A Democratic Outbreak?

A Democratic Outbreak?

 Re: Embracing The Brotherhood 


Regarding the article “Embracing the Brotherhood”: But what about the women? How do they fare in all this, when Egypt is now a secular state? I have only been to Luxor and Cairo, but in both places I see women veiled head to toe, women in jeans with head scarves, women in mini skirts and no head scarves, and women in business suits. What they wear, of course, is not the issue so much as what they wear expresses their range of lifestyle options. What happens to these choices? By the same token, in Egypt, women’s health care access and quality ranks near the bottom of the scale globally. Could this actually improve under a different government? What about education, sports, careers and voting rights, inheritance, divorce rights and protection against violence? What does this tendency toward more Islamic governments mean for all of that? And does democracy mean that THEY have a voice, too? If so, will that be a voice backed by equal opportunity, or a voice of desperation because reality does not support that they survive in any way but to submit to the will of men anyway, regardless of what the law says they can and cannot do?


Casondra Sobieralski


How can you possibly believe that the U.S. government would respond positively to the democratic election of parties that espouse political Islam, radical or not? When moderate Muslim parties won in Algeria and the military invalidated the elections, the U.S. cheered and called it a victory for democracy. There lies the future of Muslim democratic parties. The U.S. will foment or support coups that crush and radicalize them, particularly those with a history of terrorism. This is an utter pipe dream.


Gitai Ben-Ammi


While I, too, would welcome an outbreak of democratic process in the Middle East (and, no, I don’t believe our misguided adventure in Iraq will forward that goal)what Mr. Khouri’s article suggests (and is also what I believe will occur) is that unrestrained, fully democratic elections in Arab countries will result in Islamist majorities directly, or indirectly, representing the Muslim Brotherhood (MB). Mr. Khouri sees this as a good thing and suggests that the MB would embrace democratic processes and ideals.

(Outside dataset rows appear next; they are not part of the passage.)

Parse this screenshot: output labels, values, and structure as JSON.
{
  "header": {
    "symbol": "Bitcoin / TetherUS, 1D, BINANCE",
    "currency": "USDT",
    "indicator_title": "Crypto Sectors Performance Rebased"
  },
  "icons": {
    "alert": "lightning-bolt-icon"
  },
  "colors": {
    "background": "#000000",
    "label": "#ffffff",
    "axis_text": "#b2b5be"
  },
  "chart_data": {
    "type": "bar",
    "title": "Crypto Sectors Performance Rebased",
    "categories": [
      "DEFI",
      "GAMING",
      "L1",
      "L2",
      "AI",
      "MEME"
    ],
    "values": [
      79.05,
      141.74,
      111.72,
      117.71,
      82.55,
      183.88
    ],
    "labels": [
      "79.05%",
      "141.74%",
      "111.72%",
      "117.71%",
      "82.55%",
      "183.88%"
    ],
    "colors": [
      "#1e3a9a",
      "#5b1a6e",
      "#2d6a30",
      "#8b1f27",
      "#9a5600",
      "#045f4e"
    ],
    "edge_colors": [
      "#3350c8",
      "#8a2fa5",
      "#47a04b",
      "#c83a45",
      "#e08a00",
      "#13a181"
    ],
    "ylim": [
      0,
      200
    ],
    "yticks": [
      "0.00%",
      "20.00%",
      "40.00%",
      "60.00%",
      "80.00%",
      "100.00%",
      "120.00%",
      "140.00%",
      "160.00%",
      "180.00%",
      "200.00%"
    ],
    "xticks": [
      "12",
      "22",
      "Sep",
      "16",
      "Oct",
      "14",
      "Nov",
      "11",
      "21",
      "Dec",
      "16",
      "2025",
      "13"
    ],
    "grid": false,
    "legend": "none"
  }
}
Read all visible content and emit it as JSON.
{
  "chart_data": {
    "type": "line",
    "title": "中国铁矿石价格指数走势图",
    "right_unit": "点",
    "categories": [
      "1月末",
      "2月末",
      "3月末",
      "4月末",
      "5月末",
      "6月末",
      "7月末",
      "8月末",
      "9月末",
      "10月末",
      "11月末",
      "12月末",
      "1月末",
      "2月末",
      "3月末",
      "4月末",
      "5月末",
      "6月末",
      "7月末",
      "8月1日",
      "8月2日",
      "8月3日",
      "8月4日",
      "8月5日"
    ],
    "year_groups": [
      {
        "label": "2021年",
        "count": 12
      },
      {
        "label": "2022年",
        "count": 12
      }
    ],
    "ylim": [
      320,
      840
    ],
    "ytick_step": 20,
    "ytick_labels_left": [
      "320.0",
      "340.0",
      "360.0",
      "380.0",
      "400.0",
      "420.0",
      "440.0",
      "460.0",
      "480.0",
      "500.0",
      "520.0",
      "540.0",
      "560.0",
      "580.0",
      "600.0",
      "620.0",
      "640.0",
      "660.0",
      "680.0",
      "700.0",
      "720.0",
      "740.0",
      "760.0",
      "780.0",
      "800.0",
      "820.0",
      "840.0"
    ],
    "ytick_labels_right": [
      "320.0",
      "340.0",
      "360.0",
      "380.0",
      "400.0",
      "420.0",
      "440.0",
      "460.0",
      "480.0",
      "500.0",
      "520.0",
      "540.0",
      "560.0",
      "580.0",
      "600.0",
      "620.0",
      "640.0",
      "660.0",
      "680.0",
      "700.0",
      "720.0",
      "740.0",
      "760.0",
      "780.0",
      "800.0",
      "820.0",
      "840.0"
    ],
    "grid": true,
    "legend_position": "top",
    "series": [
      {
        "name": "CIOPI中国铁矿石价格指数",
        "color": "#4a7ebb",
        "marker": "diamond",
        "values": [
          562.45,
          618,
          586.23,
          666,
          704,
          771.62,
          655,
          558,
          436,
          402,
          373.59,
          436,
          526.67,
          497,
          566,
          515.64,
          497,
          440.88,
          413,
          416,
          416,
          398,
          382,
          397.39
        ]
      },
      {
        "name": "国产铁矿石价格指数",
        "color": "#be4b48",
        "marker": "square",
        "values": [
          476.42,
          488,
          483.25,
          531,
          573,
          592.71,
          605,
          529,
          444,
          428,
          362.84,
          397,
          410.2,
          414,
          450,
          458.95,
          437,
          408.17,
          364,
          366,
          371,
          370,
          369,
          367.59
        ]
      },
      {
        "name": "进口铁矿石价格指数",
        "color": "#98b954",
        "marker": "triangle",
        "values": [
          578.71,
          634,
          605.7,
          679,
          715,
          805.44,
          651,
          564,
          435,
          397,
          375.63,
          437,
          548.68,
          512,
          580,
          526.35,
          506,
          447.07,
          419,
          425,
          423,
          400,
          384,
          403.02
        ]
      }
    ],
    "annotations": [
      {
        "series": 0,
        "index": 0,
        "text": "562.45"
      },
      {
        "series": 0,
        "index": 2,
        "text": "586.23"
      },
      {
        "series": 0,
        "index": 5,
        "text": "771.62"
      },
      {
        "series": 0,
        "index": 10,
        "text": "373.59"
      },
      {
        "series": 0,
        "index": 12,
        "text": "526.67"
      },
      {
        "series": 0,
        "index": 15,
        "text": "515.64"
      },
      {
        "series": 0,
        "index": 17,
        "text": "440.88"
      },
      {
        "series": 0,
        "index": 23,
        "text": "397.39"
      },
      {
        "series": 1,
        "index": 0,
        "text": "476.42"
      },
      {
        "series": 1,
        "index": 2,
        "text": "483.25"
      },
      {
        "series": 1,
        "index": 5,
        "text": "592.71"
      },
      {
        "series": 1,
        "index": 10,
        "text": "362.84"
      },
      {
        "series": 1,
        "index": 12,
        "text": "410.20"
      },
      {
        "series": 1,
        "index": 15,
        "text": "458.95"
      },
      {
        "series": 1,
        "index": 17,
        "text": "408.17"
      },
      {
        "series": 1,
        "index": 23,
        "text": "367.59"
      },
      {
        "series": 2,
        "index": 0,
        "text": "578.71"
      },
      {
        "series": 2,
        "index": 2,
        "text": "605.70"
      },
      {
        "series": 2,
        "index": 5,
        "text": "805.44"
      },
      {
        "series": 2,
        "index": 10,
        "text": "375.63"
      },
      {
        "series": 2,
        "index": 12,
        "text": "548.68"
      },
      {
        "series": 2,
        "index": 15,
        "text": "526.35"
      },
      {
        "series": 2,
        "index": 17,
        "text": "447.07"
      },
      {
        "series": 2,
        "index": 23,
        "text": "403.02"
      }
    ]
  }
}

What bothers me it that, as I have come to understand through a lot of reading from various sources, is that the MB embraces the religious ideals of Wahhabism and that Wahhabism maintains that any government of men, which seeks to establish secular laws that might overrule shari’a law, is considered apostasy and/or polytheism (both punishable by death according to the Qu’ran). Thus, the election of the MB or its “cover” organizations would result in the election of a government committed to establishing a non-democratic, fundamentalist, Islamic country ruled by shari’a law similar to Afghanistan under the Taliban.


I am curious regarding Mr. Khouri’s response to this suggestion.